Updated

Authorities on Wednesday released a prominent Myanmar reporter for the Japanese newspaper Tokyo Shimbun after six days in detention, but there were reports that other journalists remained missing after a government crackdown on protests.

Min Zaw had been taken from his home Friday by plainclothes security personnel who said he would be held temporarily for questioning.

Aye Aye Win said her husband was brought home in a pickup truck by a junta official. "The official said, 'We are sending him back,"' said Win, the Yangon correspondent of The Associated Press.

She said Min Zaw, 56, was questioned in connection with the visit last month of Tokyo Shimbun's Thailand bureau chief, Koji Hirata, to Yangon to cover pro-democracy demonstrations.

"He is really perplexed why he was held so long," said Aye Aye Win.

Hirata told AP that he went to Yangon on Sept. 24 on a tourist visa. He said an official came to his hotel room on Sept. 26 and told him he had to leave the country immediately, which he did the same night.

Around that time, the junta had stepped up its crackdown on protesters and virtually crushed the demonstrations on Sept. 27 after opening fire on the crowds.
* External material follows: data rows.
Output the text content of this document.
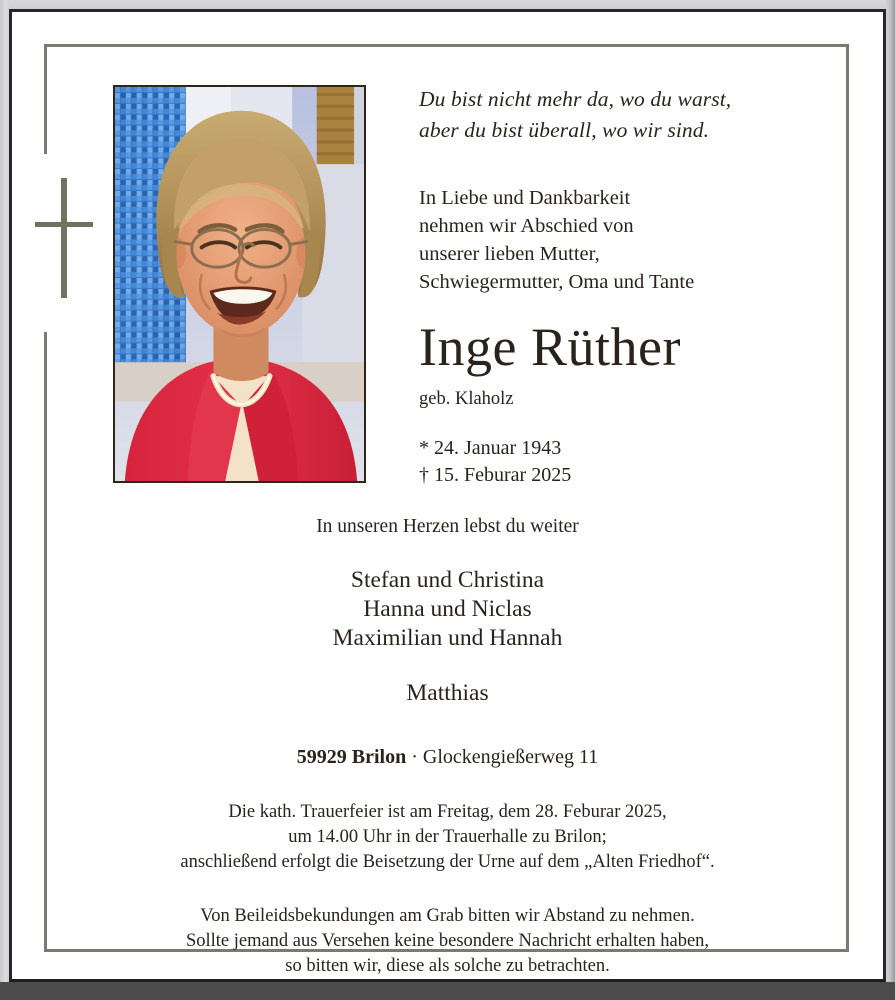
Du bist nicht mehr da, wo du warst,
aber du bist überall, wo wir sind.
In Liebe und Dankbarkeit
nehmen wir Abschied von
unserer lieben Mutter,
Schwiegermutter, Oma und Tante
Inge Rüther
geb. Klaholz
* 24. Januar 1943
† 15. Feburar 2025
In unseren Herzen lebst du weiter
Stefan und Christina
Hanna und Niclas
Maximilian und Hannah
Matthias
59929 Brilon · Glockengießerweg 11
Die kath. Trauerfeier ist am Freitag, dem 28. Feburar 2025,
um 14.00 Uhr in der Trauerhalle zu Brilon;
anschließend erfolgt die Beisetzung der Urne auf dem „Alten Friedhof“.
Von Beileidsbekundungen am Grab bitten wir Abstand zu nehmen.
Sollte jemand aus Versehen keine besondere Nachricht erhalten haben,
so bitten wir, diese als solche zu betrachten.
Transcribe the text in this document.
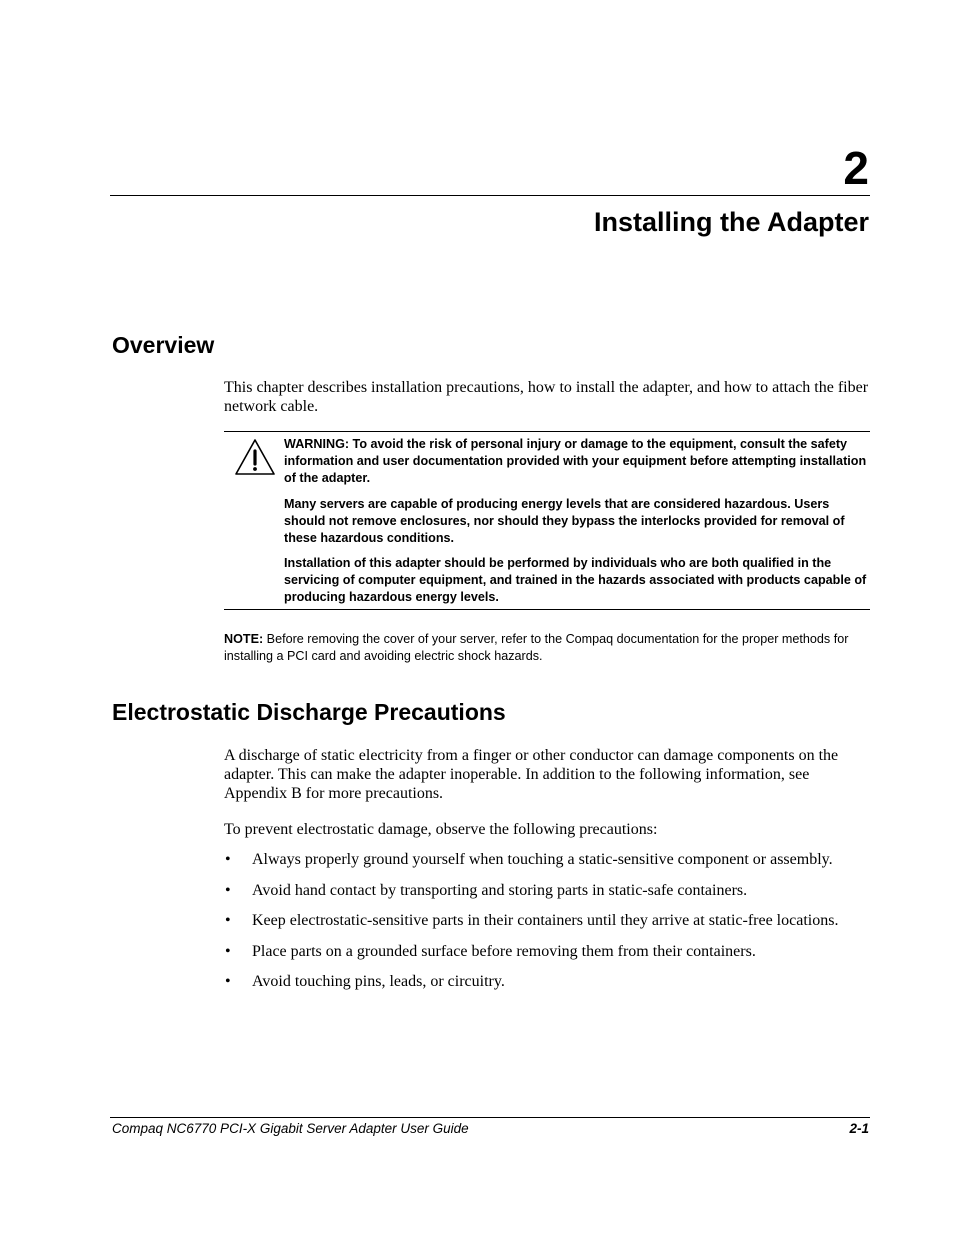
2
Installing the Adapter
Overview

This chapter describes installation precautions, how to install the adapter, and how to attach the fiber network cable.

WARNING: To avoid the risk of personal injury or damage to the equipment, consult the safety information and user documentation provided with your equipment before attempting installation of the adapter.

Many servers are capable of producing energy levels that are considered hazardous. Users should not remove enclosures, nor should they bypass the interlocks provided for removal of these hazardous conditions.

Installation of this adapter should be performed by individuals who are both qualified in the servicing of computer equipment, and trained in the hazards associated with products capable of producing hazardous energy levels.

NOTE: Before removing the cover of your server, refer to the Compaq documentation for the proper methods for installing a PCI card and avoiding electric shock hazards.

Electrostatic Discharge Precautions

A discharge of static electricity from a finger or other conductor can damage components on the adapter. This can make the adapter inoperable. In addition to the following information, see Appendix B for more precautions.

To prevent electrostatic damage, observe the following precautions:

• Always properly ground yourself when touching a static-sensitive component or assembly.
• Avoid hand contact by transporting and storing parts in static-safe containers.
• Keep electrostatic-sensitive parts in their containers until they arrive at static-free locations.
• Place parts on a grounded surface before removing them from their containers.
• Avoid touching pins, leads, or circuitry.

Compaq NC6770 PCI-X Gigabit Server Adapter User Guide	2-1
Aye Aye Win said her husband, who suffers from diabetes, is in poor health. Soon after he was brought back home, the family took him to hospital where doctors said he would need surgery for a diabetic ulcer.

The surgery cannot be performed immediately because his blood sugar level is too high, and doctors will determine later when to operate, said Aye Aye Win.

Reporters Without Borders, a media watchdog, has said that several other correspondents of foreign news media, including those of Reuters and Agence France-Presse, were physically attacked or prevented from working in the past month.

A Japanese video journalist, Kenji Nagai, was killed in Yangon at the height of the demonstrations on Sept. 27. His body was flown out of the country Wednesday.

The Thailand-based news Web site The Irrawaddy reported three Burmese journalists — Kyaw Zeya Tun, 23, of The Voice newspaper, Nay Lin Aung, 20, of the weekly 7 Day News, and an unidentified female journalist employed by Weekly Eleven News — have been missing for several days. It is believed they were arrested when the military dispersed demonstrations, the media group said.